Le Passe Muraille

Vies fragiles et force des mots

     

À propos des récits et nouvelles de Mo Yan, par Françoise Delorme

 

Deux récits, Explosion et La Carte au trésor, ainsi qu’Enfant de fer, recueil de nouvelles choisies par Mo Yan pour cette édition, offrent au lecteur le meilleur de son oeuvre. Cet écrivain chinois, né en 1956 dans une famille pauvre de paysans et sorti de la misère grâce à son admission dans l’armée populaire, excelle comme nouvelliste ou dans les courts récits. Sa capacité de concentrer dans les mots la force du réel est immense. Déjà, dans Le Radis de cristal, il avait su faire briller la matière d’un radis dans une lumière aveuglante, celle de l’intensité du désir humain, de la puissance de ses sensations ; odeurs, contacts, couleurs, bruits. Un «réalisme magique » fait l’originalité et la force de l’écriture de Mo Yan. Un peu comme celui de Giono peut-être, mais plus douloureux, plus réaliste en somme. Sa langue est crue, sans détours. La vie violente et menacée s’insurge, se débat, bondit et rebondit.

La faim envahit nombre des récits, une faim dévorante qui détermine tout son univers d’écrivain. C’est vrai de La Carte au trésor, errance épique de deux affamés. La Carte au trésor n’est pas toujours d’accès facile pour un Occidental tant il regorge d’allusions à des contes, des mythes, des personnages pour nous inconnus.
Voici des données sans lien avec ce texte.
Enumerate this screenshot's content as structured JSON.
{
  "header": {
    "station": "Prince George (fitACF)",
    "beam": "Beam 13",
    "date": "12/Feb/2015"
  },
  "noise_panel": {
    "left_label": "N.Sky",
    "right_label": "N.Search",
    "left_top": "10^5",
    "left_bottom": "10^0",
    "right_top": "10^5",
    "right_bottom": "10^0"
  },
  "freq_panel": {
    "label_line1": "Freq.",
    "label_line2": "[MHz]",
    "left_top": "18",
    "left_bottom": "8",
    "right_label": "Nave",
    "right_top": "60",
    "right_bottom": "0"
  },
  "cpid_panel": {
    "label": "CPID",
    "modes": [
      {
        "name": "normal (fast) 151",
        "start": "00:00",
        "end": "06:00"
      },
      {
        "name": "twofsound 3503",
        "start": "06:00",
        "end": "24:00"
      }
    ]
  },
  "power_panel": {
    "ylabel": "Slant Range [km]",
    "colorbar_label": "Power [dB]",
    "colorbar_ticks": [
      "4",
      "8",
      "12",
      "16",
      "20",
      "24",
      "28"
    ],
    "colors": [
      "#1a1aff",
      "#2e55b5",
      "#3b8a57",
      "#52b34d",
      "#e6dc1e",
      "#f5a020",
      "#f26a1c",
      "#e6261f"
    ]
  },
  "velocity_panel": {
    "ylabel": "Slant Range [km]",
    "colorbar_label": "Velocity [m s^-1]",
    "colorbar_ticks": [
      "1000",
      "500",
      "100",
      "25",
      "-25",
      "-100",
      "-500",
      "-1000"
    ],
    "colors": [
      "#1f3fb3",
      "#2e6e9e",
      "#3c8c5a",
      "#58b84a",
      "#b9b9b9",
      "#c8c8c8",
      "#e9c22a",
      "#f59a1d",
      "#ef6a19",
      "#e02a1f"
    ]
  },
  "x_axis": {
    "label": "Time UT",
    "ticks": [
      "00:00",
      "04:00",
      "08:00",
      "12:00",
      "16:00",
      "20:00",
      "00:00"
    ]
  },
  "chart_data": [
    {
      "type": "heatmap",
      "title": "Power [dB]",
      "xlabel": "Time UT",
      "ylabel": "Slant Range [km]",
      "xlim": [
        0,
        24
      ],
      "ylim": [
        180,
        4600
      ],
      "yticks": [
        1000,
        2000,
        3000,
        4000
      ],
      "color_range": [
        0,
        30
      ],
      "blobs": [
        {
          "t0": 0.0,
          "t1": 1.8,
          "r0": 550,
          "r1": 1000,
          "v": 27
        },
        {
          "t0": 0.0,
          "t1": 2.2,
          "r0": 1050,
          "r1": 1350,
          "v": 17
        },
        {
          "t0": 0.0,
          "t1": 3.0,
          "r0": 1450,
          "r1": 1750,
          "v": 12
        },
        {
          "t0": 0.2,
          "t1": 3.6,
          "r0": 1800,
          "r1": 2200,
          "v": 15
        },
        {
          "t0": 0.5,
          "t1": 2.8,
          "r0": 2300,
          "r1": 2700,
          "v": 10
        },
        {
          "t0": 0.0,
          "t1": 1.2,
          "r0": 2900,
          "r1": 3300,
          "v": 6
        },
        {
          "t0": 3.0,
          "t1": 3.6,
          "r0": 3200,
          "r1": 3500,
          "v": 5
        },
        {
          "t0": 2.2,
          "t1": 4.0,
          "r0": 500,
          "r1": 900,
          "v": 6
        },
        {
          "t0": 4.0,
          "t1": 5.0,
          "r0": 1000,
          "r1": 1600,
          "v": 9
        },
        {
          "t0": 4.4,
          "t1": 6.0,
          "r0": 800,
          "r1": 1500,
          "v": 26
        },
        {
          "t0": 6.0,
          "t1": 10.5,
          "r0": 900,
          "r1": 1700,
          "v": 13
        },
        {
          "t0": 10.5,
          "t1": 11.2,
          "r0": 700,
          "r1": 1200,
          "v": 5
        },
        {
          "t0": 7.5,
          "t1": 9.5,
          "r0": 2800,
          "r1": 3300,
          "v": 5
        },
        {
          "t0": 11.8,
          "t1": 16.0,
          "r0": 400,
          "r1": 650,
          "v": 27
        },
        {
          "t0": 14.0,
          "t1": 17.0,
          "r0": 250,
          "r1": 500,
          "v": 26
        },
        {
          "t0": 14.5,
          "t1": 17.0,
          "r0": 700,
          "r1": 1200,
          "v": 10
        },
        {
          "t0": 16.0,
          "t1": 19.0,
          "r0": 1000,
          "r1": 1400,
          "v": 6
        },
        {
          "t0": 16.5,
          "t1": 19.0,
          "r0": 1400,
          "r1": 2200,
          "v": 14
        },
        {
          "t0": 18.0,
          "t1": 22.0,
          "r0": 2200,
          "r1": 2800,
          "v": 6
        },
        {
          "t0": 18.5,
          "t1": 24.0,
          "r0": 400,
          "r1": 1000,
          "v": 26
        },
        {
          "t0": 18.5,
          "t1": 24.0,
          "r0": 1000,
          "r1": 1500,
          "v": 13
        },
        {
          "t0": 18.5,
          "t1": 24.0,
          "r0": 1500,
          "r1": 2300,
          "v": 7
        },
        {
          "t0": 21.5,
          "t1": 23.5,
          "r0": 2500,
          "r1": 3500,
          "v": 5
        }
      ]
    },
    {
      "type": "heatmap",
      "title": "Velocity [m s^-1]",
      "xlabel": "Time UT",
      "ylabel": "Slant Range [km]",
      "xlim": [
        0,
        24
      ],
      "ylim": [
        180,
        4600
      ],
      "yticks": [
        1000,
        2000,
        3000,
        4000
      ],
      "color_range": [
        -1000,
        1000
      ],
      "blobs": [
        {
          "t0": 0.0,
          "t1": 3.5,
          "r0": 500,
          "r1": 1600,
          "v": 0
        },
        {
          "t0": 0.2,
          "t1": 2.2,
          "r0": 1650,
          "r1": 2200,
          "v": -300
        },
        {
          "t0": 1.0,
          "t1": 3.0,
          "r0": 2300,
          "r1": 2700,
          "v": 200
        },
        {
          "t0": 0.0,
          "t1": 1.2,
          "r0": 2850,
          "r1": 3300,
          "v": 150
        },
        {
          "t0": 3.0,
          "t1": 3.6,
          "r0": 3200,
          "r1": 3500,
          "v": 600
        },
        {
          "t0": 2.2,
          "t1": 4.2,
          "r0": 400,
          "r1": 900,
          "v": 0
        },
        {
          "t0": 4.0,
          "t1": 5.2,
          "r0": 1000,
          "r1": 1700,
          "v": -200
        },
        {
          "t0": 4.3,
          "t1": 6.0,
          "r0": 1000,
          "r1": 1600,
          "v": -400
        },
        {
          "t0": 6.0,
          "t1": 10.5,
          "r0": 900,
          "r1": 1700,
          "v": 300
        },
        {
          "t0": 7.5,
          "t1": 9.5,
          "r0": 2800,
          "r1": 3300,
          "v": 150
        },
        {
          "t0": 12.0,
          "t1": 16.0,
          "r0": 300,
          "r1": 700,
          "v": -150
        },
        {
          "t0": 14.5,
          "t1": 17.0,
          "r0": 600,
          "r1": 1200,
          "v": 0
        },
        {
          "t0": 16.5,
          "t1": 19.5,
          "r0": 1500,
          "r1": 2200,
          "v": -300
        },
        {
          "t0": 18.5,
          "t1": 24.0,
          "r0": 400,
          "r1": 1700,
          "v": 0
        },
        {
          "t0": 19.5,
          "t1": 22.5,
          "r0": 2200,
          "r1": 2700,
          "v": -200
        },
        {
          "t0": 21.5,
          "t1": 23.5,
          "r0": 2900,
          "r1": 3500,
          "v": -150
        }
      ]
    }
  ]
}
Mais quelle verve ! C’est comme si un Chinois lisait Rabelais sans quelques explications, on regrette alors la parcimonie des notes. Dans Enfant de fer, Mo Yan retrace aussi la vie d’enfants qui ne savent plus quoi manger pour survivre. Les hallucinations qui les animent semblent nées d’un désir énorme, obsédant et inassouvi : manger, se rassasier, enfin! Ne pas disparaître, ne pas mourir! La mort rôde partout. Dans Explosion, une femme tente sans y parvenir de pouvoir garder son deuxième enfant, de ne pas avorter malgré la loi et l’argumentation cependant assez sensée de son mari. Une chasse énergique au renard croise à plusieurs reprises leur voyage jusqu’à l’hôpital où naissance et mort entrelacent sans cesse leurs violences contraires. La petite boule si mobile et flamboyante du renard finit par échapper aux chiens et aux hommes. Pas facile et peut-être impossible de brider l’élan de la vie, même lorsque cela s’avère nécessaire. La tragique condition humaine saute aux yeux.

Mo Yan invente des images étonnantes, jamais lues, nourries par une imagination qui ne sonne jamais faux. Il passe facilement du rêve à la réalité. Les rêves deviennent aussi denses et tentants qu’un fruit (ou un rail de chemin de fer quand il n’y a plus rien à manger), qu’un lotus à cueillir presque à portée de la main. Tout le récit se loge dans ce presque. La réalité se révèle dans des métaphores sensibles et parfois effrayantes. Malgré la cruauté des destins, malgré la violence des relations entre les personnes, la vie semble transcendée par une beauté qui ne s’origine qu’en elle.

Mo Yan opère par décalages successifs : « Dans Le Radis de cristal, le garçon entend le bruit des cheveux qui tombent par terre, il peut voir à la surface de l’eau ce qui se passe sous l’eau. Je trouve qu’il existe des différences entre des sensations d’enfant ou d’adulte… Nos souvenirs d’enfance différent de la réalité, ce sont ces exagérations et emphases qui font sens. Dans beaucoup d’oeuvres de la littérature chinoise, l’écriture s’écarte du réalisme, notamment par des effets exagérés» dit-il dans le dernier numéro de la revue Neige d’août où paraît une magnifique nouvelle. Un enfant finit par s’enfoncer dans la bouche le poing entier sans parvenir cependant à contrôler un irrépressible désir de nommer, une révolte qui lui échappe sans cesse et met sa famille en danger. En chinois, le titre Grande bouche possède un sens littéral en même temps qu’il désigne « celui qui ne peut se taire ».

Comme si se taire, c’était se dévorer soi-même en commençant par une main, cette main qui tient la plume envers et contre tout!

F. D.

Mo Yan, Enfant de fer. Traduit du chinois par Chantal Chen-Andro, Editions du Seuil, 2004. Explosion. Traduit du chinois par Camille Loivier, Editions Caractères, 2004.
La Carte au trésor. Traduit du chinois par Antoine Ferragne, Editions Philippe Picquier, 2004.
Grande bouche. Nouvelle traduite du chinois par Chantal Chen-Andro, parue dans la revue Neige d’août, n° 11, automne 2004.